Given these observations, we then asked whether the addition of IL-2 to cultures at the beginning of in vitro activation could alter the acquisition of effector function in CTLs. To test this, WT and Itk−/− CD8+ T cells were activated in the presence of OVA257-264 +/− IL-2 during days 0–3, followed by culture in IL-2 alone, and then degranulation and cytolysis assays were performed on days 4–9 (Figure 8A). The addition of IL-2 beginning on day 0 of in vitro culture boosted killing by WT CD8+ T cells at an earlier time point (increasing from 18.1±3.5% to 34.9± 0.1%, on day 4), but had a minimal effect on target cell lysis after day 4 (Supplemental figure 4C, left panel). The addition of IL-2 to ITK-deficient CD8+ T cell cultures beginning on day 0 also increased target killing on day 4 (15.9±2.3% to 24.6±3.2%), but further augmented target lysis throughout the duration of culture, shifting the acquisition of lytic function to an earlier time points (Figure 8E, left panel and Supplemental figure 4C, right panel). Similar results were obtained in degranulation assays (Figure 8E, right panel and Supplemental figure 4D). While granzyme B expression was also restored by day 6 of culture in ITK-deficient CTLs supplemented on day 0 with IL-2 (Figure 8F), full rescue of cytolysis to WT CTL levels was still not observed until day 8–9 (Figure 8E). Of note, the addition of IL-2 earlier to our cultures also increased surface levels of the high-affinity IL-2Rα, CD25, on day 3 in both WT and Itk−/− CD8+ T cells (Figure 8G). Taken together, these data suggest that IL-2 can provide a synergizing signal that enhances the kinetics of complete activation of CTLs in the absence of optimal TCR signaling.

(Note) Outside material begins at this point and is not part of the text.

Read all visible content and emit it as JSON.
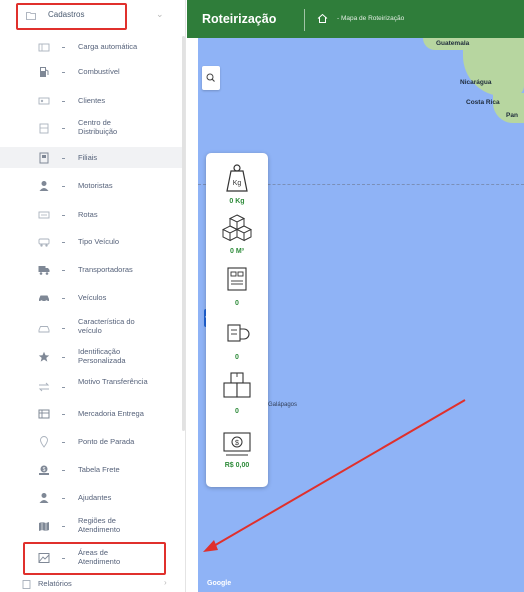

In addition to IL-2, other cytokines, such as IL-12, have been shown to promote the development of effector CTLs in vivo (38, 45, 46). To evaluate whether IL-12 enhanced activation of CTL function under conditions of suboptimal TCR signaling in the absence of ITK, we activated CD8+ T cells from WT and Itk−/− OT-1 mice as above, but in the presence or absence of IL-12 (Figure 8A). The addition of both IL-12 and IL-2 to cultures starting on day 3 after OVA257-264 stimulation significantly increased target lysis by WT CTLs on day 6 compared with cultures that did not receive exogenous IL-12 on day 3 (Figure 8H). Similarly, killing by ITK-deficient CTLs was also significantly increased in the presence of IL-12 after OVA257-264 stimulation, and achieved equivalent target lysis to WT CTLs activated under the same conditions (Figure 8H). Interestingly, the addition of IL-12 on day 0 did not significantly increase target killing by WT CTLs on day 6 when compared with conditions in which no IL-12 was added at the beginning of cultures. However, addition of IL-12 on day 0 did increase cytolysis by ITK-deficient CTLs (Figure 8H). This rescue was more complete than that seen with IL-2 alone (Figure 8E). We also noted that when added at the beginning of cultures, IL-12 improved the expression of CD25 on ITK-deficient CD8+ cells on day 3, suggesting that IL-12 also enhanced the ability of ITK-deficient cells to respond to IL-2. Taken together these data suggest that cytokines such as IL-12 can promote the acquisition of CTL function under conditions of suboptimal TCR signaling in the absence of ITK, and that this may occur in part by increasing responses to IL-2.

DISCUSSION

ITK is an important modulator of TCR signaling, required for maximum PLCγ1 activation and calcium signaling in T cells. Previous work has suggested that although Itk−/− mice can mount a protective immune response against viral infection, the kinetics of viral clearance were delayed in absence of ITK (26, 27). This information, coupled with reports that patients with mutations in ITK are particularly susceptible to EBV and other viral infections, led us to ask how ITK-deficiency directly affects the process of killing by CTLs. We found that, unlike cells deficient in SAP that exhibit specific defects in cytolysis of B cells, ITK-deficient cells exhibit global defects in cytolysis. We further found that ITK-deficiency both affects CTL expansion and delays expression of cytolytic effectors during activation, and moreover, leads to an intrinsic defect in degranulation. Nonetheless, these defects could be overcome by early or prolonged culture in IL-2, or the addition of exogenous IL-12, suggesting that cytokine signaling can restore the acquisition of effector function in ITK-deficient CD8+ T cells. Our results provide new insight into the effects of ITK and suboptimal TCR signaling on CD8+ T cell function, and how these may contribute to phenotypes associated with ITK-deficiency in humans.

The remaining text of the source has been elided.